In various cases, a foreclosure can be stopped. Of course, depending on the situation, this may not be the case for everyone. However, it is best to know about the two ways in which you can challenge or defend your rights against a foreclosure. There are two LEGAL ways to challenge or defend against it:
Technical defenses mean the foreclosure to proceeding itself. This can be done when the property owner was not given the right notice of the default and proceedings however, this may not be as helpful. A technical defense may not be helpful when correcting the procedural defect. This means that the lender can issue a new default notice which can restart the proceedings again.
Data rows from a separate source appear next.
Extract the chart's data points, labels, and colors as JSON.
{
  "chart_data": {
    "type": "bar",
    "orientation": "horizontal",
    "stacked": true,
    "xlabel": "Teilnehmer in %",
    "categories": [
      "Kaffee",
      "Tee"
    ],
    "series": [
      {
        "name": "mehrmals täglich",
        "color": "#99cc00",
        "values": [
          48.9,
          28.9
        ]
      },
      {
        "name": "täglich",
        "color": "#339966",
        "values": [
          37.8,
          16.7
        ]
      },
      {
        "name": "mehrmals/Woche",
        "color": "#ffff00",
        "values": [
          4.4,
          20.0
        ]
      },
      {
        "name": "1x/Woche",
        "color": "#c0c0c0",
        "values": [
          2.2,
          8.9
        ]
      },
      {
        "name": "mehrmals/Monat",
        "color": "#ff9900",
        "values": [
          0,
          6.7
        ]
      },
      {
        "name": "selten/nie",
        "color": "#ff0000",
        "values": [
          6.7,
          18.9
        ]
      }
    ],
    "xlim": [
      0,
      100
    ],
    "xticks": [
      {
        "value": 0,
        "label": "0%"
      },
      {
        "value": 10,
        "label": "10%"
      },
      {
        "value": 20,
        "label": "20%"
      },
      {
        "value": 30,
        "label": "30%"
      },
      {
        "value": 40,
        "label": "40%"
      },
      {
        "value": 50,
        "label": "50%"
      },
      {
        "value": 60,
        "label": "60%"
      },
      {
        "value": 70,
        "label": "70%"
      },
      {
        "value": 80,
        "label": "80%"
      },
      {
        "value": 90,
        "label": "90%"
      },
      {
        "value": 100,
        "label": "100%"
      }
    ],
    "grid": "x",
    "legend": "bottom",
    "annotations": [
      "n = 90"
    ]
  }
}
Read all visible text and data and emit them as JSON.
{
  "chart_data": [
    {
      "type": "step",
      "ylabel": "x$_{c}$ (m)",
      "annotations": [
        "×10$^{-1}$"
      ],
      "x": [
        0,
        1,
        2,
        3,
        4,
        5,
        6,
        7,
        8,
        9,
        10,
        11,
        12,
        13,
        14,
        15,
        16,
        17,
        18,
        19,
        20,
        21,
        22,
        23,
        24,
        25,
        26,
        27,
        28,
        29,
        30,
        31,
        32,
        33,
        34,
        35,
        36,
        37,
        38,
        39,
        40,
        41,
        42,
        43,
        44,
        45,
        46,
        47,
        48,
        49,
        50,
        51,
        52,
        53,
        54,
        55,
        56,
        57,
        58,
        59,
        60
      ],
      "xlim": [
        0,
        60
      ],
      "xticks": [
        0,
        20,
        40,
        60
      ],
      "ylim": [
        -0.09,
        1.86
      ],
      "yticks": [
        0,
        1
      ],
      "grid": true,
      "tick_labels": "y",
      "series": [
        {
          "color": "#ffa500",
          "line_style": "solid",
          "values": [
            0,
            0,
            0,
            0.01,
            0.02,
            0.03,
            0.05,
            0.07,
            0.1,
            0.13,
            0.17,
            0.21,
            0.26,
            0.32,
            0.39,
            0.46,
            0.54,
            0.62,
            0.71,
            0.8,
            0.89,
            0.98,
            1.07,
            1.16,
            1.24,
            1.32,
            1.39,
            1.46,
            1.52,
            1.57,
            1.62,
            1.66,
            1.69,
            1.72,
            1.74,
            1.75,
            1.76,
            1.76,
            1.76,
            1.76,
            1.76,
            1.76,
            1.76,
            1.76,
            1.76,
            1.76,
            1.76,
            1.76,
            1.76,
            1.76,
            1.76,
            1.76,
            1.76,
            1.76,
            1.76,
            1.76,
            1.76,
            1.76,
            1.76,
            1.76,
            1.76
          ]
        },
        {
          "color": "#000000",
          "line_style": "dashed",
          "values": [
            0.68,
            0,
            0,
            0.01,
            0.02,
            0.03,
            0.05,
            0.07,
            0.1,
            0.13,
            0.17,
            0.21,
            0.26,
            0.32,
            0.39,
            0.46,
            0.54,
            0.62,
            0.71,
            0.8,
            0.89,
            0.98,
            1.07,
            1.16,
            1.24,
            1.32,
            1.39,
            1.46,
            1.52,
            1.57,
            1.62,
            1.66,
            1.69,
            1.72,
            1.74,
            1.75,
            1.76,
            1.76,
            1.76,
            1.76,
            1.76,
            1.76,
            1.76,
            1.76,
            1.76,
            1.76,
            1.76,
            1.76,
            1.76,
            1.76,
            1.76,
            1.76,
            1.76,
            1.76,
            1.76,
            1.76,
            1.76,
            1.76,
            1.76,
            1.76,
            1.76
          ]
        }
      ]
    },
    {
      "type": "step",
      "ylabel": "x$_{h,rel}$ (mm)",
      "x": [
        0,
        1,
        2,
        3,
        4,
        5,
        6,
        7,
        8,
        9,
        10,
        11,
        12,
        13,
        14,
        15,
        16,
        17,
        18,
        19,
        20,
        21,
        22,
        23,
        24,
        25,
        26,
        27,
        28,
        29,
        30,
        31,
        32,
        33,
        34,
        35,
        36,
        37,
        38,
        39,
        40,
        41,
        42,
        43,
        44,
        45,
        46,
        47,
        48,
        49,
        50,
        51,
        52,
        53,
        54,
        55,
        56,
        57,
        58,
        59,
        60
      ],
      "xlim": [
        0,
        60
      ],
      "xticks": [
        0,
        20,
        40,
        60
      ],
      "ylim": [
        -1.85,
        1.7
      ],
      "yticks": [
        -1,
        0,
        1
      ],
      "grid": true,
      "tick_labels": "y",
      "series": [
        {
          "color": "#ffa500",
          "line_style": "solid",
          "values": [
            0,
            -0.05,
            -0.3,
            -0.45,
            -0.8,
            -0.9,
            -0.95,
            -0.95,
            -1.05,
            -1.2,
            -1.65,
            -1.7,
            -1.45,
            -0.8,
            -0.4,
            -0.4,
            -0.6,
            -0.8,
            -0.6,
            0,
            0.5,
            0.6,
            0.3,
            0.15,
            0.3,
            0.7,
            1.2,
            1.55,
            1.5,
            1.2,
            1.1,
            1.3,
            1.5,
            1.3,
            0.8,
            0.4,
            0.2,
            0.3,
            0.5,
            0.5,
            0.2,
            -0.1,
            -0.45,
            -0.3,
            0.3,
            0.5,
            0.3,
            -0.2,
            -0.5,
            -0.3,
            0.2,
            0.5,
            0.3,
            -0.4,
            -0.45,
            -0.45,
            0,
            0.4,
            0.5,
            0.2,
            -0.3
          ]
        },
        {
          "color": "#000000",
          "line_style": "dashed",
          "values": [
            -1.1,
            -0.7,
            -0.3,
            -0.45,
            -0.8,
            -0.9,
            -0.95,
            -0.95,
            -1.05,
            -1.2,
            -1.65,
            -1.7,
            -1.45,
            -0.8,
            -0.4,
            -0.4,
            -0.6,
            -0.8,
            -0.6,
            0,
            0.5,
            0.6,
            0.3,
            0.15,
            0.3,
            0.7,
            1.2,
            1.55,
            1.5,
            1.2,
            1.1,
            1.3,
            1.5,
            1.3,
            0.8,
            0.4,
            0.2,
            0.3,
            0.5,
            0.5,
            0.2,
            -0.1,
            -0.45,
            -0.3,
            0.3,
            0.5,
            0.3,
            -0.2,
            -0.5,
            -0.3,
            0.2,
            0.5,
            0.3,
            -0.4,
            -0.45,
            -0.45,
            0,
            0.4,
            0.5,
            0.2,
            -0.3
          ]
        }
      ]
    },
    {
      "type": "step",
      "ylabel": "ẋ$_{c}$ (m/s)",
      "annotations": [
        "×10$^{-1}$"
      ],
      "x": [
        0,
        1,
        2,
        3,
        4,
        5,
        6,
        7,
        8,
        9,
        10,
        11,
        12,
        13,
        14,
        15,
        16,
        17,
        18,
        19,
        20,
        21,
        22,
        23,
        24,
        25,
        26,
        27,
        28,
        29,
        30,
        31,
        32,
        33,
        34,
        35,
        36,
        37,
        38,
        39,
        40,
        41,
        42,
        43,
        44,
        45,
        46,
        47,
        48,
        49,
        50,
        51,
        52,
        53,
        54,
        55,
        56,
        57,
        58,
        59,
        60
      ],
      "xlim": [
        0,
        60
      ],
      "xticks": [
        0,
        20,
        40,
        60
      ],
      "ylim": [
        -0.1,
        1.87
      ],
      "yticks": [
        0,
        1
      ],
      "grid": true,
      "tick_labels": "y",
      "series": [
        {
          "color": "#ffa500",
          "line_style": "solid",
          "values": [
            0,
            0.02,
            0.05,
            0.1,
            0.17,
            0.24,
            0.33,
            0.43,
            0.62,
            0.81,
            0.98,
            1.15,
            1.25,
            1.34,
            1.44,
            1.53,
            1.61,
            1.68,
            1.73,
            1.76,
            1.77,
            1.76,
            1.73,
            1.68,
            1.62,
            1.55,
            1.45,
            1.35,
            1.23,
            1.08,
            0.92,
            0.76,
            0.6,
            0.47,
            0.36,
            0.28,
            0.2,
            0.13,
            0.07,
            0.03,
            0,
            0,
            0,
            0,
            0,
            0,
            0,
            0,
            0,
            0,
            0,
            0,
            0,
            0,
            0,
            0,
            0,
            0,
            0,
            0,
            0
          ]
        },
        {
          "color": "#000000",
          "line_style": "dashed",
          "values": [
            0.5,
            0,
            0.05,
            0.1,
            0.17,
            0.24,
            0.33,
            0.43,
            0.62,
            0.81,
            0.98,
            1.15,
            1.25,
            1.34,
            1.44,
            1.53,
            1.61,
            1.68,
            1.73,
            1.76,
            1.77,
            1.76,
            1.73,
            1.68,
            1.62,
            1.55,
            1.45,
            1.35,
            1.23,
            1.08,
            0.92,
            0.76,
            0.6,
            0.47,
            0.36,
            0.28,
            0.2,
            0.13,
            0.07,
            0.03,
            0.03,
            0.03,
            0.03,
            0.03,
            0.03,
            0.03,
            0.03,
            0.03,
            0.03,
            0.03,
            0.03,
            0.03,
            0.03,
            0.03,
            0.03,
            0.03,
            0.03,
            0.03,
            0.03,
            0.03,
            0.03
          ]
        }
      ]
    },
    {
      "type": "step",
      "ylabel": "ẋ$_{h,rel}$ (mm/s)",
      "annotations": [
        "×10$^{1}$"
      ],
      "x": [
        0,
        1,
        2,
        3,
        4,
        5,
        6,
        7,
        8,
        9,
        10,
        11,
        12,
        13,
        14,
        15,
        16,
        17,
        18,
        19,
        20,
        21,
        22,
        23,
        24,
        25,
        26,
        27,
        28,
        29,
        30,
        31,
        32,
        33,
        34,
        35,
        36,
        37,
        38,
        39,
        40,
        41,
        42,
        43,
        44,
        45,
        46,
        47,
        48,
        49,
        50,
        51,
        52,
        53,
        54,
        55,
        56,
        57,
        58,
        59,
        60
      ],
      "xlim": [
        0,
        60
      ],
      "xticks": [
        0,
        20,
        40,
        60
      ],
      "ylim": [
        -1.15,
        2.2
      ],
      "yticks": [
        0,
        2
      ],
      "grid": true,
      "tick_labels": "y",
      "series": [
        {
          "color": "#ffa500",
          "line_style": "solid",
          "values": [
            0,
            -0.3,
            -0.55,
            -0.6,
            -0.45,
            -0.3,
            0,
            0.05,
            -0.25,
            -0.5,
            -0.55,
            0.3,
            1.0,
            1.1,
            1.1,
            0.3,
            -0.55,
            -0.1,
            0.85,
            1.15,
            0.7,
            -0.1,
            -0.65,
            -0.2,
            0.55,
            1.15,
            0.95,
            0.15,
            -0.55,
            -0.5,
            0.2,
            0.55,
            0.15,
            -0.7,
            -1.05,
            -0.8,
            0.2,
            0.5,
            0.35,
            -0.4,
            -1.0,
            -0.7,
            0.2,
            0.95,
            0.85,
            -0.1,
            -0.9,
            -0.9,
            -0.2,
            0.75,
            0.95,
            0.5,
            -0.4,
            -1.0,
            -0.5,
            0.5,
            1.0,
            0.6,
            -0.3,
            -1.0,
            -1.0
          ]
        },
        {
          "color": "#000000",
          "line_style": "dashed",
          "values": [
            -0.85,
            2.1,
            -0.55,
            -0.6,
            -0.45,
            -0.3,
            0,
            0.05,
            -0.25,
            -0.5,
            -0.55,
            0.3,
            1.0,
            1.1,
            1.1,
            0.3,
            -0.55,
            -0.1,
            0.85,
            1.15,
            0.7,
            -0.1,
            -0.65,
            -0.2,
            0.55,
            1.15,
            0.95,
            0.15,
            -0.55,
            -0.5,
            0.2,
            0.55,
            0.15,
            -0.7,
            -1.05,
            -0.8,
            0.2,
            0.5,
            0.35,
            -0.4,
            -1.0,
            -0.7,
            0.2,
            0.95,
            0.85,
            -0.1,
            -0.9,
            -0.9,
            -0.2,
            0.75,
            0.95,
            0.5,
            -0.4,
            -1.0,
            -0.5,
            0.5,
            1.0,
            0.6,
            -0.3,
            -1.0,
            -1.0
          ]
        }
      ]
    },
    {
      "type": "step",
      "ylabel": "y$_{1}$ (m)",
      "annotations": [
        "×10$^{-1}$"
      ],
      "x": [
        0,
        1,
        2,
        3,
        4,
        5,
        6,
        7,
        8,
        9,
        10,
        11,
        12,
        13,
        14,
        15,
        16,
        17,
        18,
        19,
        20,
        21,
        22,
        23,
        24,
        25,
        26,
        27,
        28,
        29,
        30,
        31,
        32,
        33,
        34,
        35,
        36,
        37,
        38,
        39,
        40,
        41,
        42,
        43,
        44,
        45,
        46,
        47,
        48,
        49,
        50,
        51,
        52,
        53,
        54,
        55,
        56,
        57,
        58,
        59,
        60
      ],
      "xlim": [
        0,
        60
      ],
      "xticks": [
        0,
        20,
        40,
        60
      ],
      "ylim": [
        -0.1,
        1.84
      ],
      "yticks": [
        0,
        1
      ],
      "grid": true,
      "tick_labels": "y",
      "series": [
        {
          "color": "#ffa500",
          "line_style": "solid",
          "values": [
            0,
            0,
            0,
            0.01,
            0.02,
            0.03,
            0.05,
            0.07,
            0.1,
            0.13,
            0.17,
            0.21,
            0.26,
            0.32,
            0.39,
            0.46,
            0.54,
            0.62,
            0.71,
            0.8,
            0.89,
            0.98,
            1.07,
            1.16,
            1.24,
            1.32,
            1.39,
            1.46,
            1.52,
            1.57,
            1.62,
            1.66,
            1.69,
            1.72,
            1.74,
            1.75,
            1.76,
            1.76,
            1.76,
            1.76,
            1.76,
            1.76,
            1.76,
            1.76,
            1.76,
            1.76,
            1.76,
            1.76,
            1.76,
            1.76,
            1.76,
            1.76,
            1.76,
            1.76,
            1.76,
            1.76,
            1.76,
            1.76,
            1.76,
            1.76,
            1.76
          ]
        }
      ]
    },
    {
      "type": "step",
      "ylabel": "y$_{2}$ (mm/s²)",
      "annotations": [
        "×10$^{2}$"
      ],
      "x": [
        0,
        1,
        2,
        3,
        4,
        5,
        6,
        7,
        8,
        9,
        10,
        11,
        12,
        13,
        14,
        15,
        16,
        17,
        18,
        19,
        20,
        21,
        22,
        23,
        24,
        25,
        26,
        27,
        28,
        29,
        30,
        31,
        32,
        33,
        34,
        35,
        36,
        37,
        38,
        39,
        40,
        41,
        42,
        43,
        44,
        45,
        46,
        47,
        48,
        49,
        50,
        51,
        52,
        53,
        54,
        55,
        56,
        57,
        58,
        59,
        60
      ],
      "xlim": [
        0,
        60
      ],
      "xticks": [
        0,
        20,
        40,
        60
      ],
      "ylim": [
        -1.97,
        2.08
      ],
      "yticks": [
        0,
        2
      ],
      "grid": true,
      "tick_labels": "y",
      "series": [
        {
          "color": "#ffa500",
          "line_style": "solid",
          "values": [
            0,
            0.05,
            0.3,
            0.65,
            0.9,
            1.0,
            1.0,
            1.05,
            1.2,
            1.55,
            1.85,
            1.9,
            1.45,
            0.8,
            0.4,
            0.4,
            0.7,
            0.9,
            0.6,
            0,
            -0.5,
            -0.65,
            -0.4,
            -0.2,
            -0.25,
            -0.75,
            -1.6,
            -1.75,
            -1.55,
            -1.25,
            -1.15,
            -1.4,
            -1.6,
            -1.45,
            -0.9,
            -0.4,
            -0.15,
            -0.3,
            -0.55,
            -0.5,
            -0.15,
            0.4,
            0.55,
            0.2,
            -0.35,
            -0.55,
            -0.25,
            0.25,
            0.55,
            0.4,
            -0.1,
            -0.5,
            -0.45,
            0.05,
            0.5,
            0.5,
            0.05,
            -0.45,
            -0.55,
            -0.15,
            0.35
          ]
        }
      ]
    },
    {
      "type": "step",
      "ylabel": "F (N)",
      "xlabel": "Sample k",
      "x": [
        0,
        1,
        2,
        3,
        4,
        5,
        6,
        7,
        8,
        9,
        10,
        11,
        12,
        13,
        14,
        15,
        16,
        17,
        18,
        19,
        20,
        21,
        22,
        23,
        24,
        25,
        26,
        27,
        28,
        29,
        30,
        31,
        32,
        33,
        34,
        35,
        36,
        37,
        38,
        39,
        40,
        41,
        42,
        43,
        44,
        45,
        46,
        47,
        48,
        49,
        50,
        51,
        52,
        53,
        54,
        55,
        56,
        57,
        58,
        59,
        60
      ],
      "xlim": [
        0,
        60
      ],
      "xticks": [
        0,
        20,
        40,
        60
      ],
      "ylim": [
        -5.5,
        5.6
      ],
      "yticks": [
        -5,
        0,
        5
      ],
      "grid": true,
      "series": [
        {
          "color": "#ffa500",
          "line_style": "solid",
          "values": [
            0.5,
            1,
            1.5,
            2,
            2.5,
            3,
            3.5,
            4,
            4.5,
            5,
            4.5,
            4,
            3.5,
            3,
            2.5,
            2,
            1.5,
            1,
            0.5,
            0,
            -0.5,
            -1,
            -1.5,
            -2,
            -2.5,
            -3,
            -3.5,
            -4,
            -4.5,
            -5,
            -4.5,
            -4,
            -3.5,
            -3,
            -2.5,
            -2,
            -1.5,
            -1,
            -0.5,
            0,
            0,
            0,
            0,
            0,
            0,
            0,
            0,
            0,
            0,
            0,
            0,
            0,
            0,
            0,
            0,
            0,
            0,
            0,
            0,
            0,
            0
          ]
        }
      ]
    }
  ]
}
Another form of defense is what we call the substantive defense. This is the best and legal way to stop a foreclosure. How can you use this? Here are some of the best examples:
- If the debt interest were paid on time and not in default.
- The lender committed fraud to get the mortgage.
- The owner of the property filed for bankruptcy. If the bankruptcy was filed before the foreclosure, this will temporarily stop the proceedings and give you enough time to recover.
- If he or she has paid off the loan as well as the foreclosure costs and expenses of the lender.
In case you have any legal reason to stop the proceedings of the foreclosure, you must file an objection to the sale. Of course, you have to also check within the state you are living in regards to this. Some states may allow you to file an objection before or after a sale takes place.
What to do after a Notice of Default
Once the lender files a notice of default against you, your options become very limited. That is why you must contact your lender before you fall behind your payments or if you feel like you are going to miss a payment due to unforeseen circumstances. This way your lender can also adjust and work a repayment schedule so you don’t fall into foreclosure. However, in case your lender filed a notice of default, there are also a few things that you can still do:
- You can sell your home and the best way to do this is through a real estate agent. Get an opinion of your house value in the market and compare with others. This way you know which one can meet your needs within a specific time frame.
- Consider a short sale if your home is worth less than the amount you actually owed. Although this could affect your credit score, it’s not as bad as you might think as compared to a foreclosure. You can even negotiate with your lender and if he or she agrees to this term, this can be called as pre-closure redeemed.
- Sign a deed of foreclosure which means you are “deeding the home” back to your lender. This means that you will have to sign back your house to the lender so the mortgage is forgiven and effectively canceling the proceedings.
- Consider a short rental meaning you have to arrange an agreement with your lender to remain in the home until you are able to find a place to move in. This means they must allow you to retain occupancy and still has the right to possession during the proceeding of foreclosure.
- Consider filing for bankruptcy. This could stop all the foreclosure action and the best way to do this is to find the best lawyer who specializes in bankruptcy to get the work done. Ask for the options and costs it could take within the given time frame you have. While this may not entirely cancel the foreclosure, it can postpone the proceedings while giving you time to do what is needed.
Foreclosure cannot be always be avoided given the situation that you have. However, you are given enough time to settle your mortgage payments each month so there’s no reason to miss a payment. If you don’t want to get foreclosure then the best thing that you can do is always set a budget for your mortgage and pay your lender on time. Make sure also that you have all the receipts, notices and other important documents that you can use in case you are facing foreclosure. Be prepared also; don’t just rely on Plan A, always have a backup solution for this. Nobody wants foreclosure and so make sure that you have the budget set aside for your monthly dues.